Sep 20, 2013, 7:13 AM EDT
A couple watches the electronic stock board of a securities firm in Tokyo, Thursday, Sept. 19, 2013.
(AP Photo/Shizuo Kambayashi)

LONDON (AP) — The rally in global stock markets fizzled out on Friday, two days after the U.S. Federal Reserve buoyed sentiment by keeping its monetary stimulus program in place.

Many traders had expected the Fed to start scaling back its asset purchase program, instituted in the aftermath of the 2008 financial crisis to help keep the U.S. economy afloat. The program was used to increase the flow of money available for loans to push down interest rates and spur growth.

The low interest rate environment proved a boon for stock markets, where investors fled with their money in search of higher returns.

That is a key reason why stock markets rejoiced when the Fed left its "quantitative easing" program untouched earlier this week — even though the Fed is maintaining the program because the U.S. economic recovery is weak.

By Friday, however, that enthusiasm had worn off.

Britain's FTSE 100 was down marginally at 6,623.52 while Germany's DAX edged up 0.1 percent to 8,702.64. France's CAC-40 was almost 0.1 percent higher at 4,208.87.

Wall Street was expected to dip on the open, with Dow Jones industrial futures down 0.2 percent at 15,570. S&P 500 futures were down almost 0.1 percent to 1,716.75.

Trading throughout Asia was muted Friday, largely due to public holidays. Markets in Hong Kong, mainland China, Taiwan, South Korea and Malaysia were closed.

In Japan, the Nikkei 225 index gave up early gains to close 0.2 percent lower at 14,742.42. Australia's S&P/ASX 200 fell 0.4 percent to 5,276.70. Benchmarks in Indonesia, New Zealand, Thailand, the Philippines and Singapore fell. India's benchmark Sensex dropped 2.2 percent to 20,203.96 after the country's central bank unexpectedly raised interest rates in a bid to lower inflation.

Now that the Fed has spoken, investors will likely begin turning their focus to Washington and the political fighting between the White House and Congress over the approaching debt ceiling. It must be raised by Oct. 1 to avoid a government shutdown.
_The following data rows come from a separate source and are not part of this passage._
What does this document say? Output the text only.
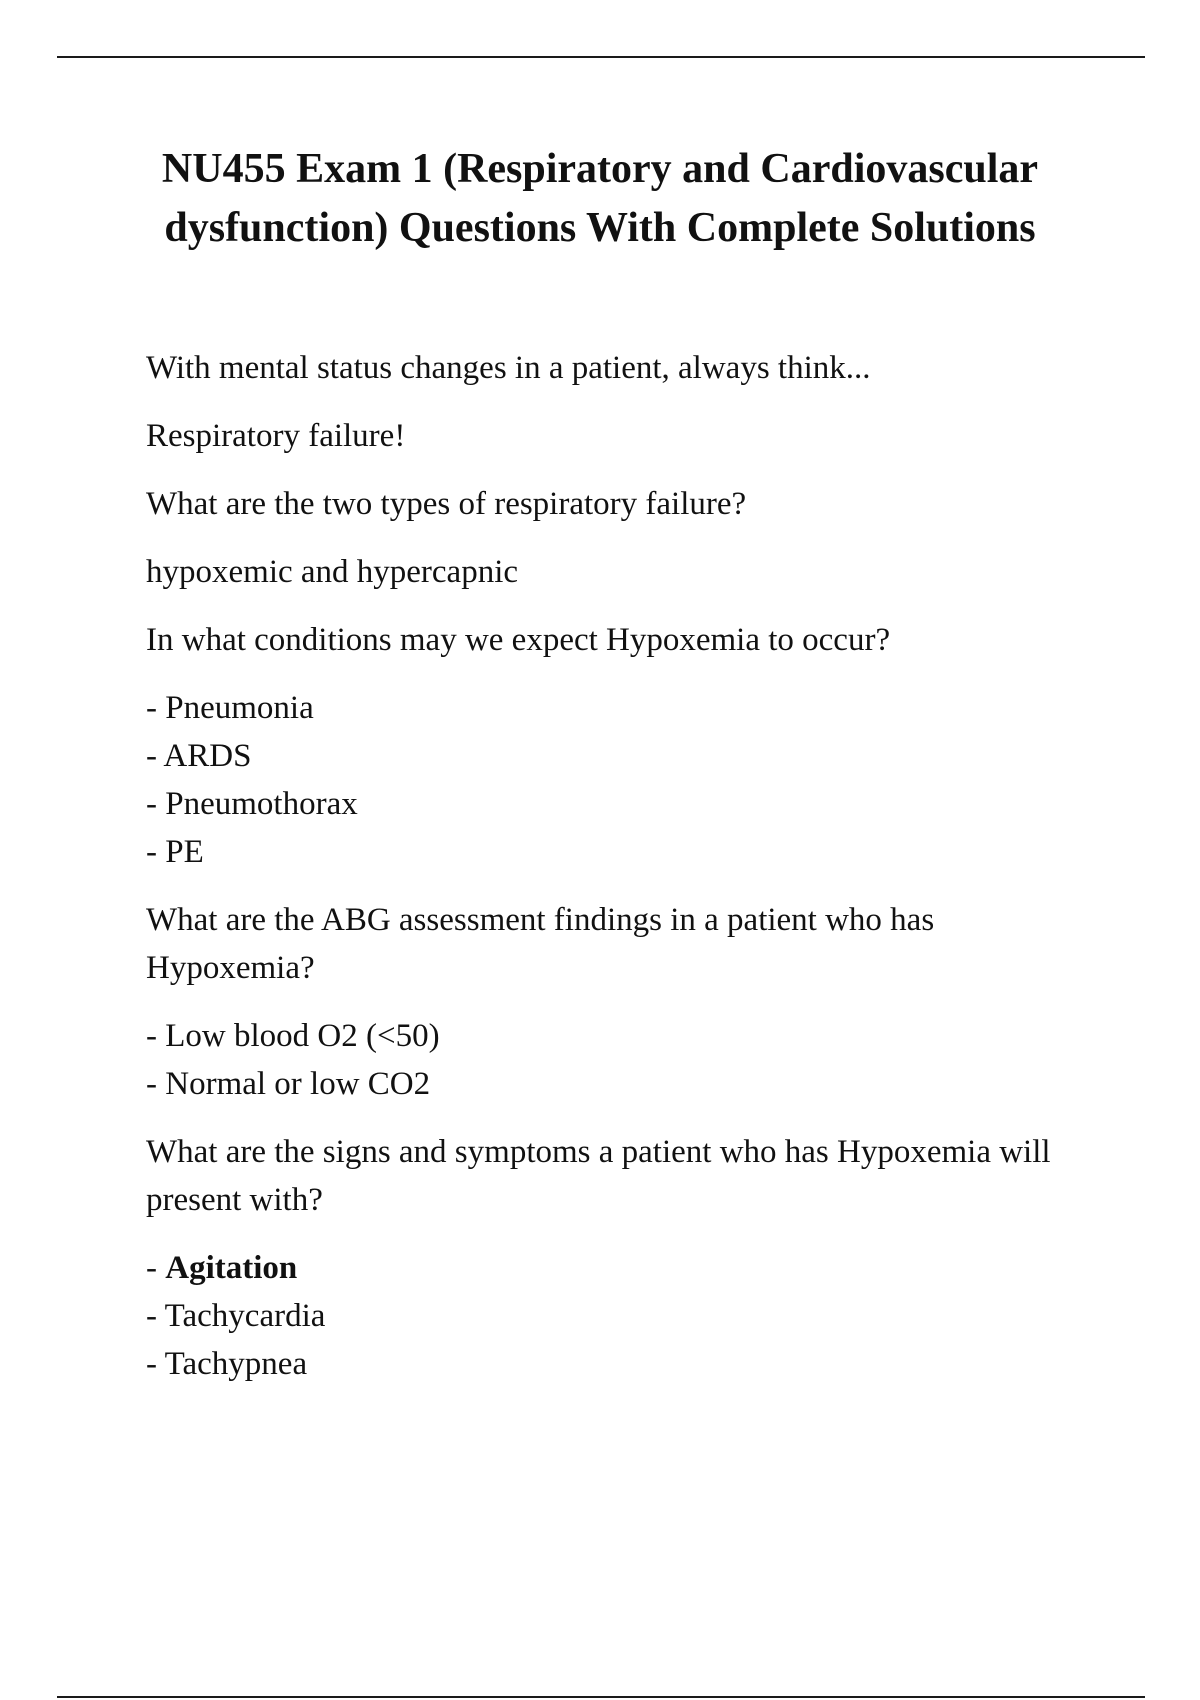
NU455 Exam 1 (Respiratory and Cardiovascular
dysfunction) Questions With Complete Solutions

With mental status changes in a patient, always think...

Respiratory failure!

What are the two types of respiratory failure?

hypoxemic and hypercapnic

In what conditions may we expect Hypoxemia to occur?

- Pneumonia
- ARDS
- Pneumothorax
- PE

What are the ABG assessment findings in a patient who has Hypoxemia?

- Low blood O2 (<50)
- Normal or low CO2

What are the signs and symptoms a patient who has Hypoxemia will present with?

- Agitation
- Tachycardia
- Tachypnea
Failure to do so could lead to the first-ever national default in U.S. history.

Market volatility will increase as the deadline approaches, said Evan Lucas of IG in Melbourne, Australia.

"This is the next key thing," Lucas said. "A lot of people are looking for a reason to sell."

Benchmark oil for October delivery was down 33 cents to $106.06 per barrel in electronic trading on the New York Mercantile Exchange. The contract fell $1.68 to close at $106.39 a barrel on Thursday.

In currencies, the euro was up 0.1 percent to $1.3546, while the dollar was down 0.1 percent at 99.34 yen.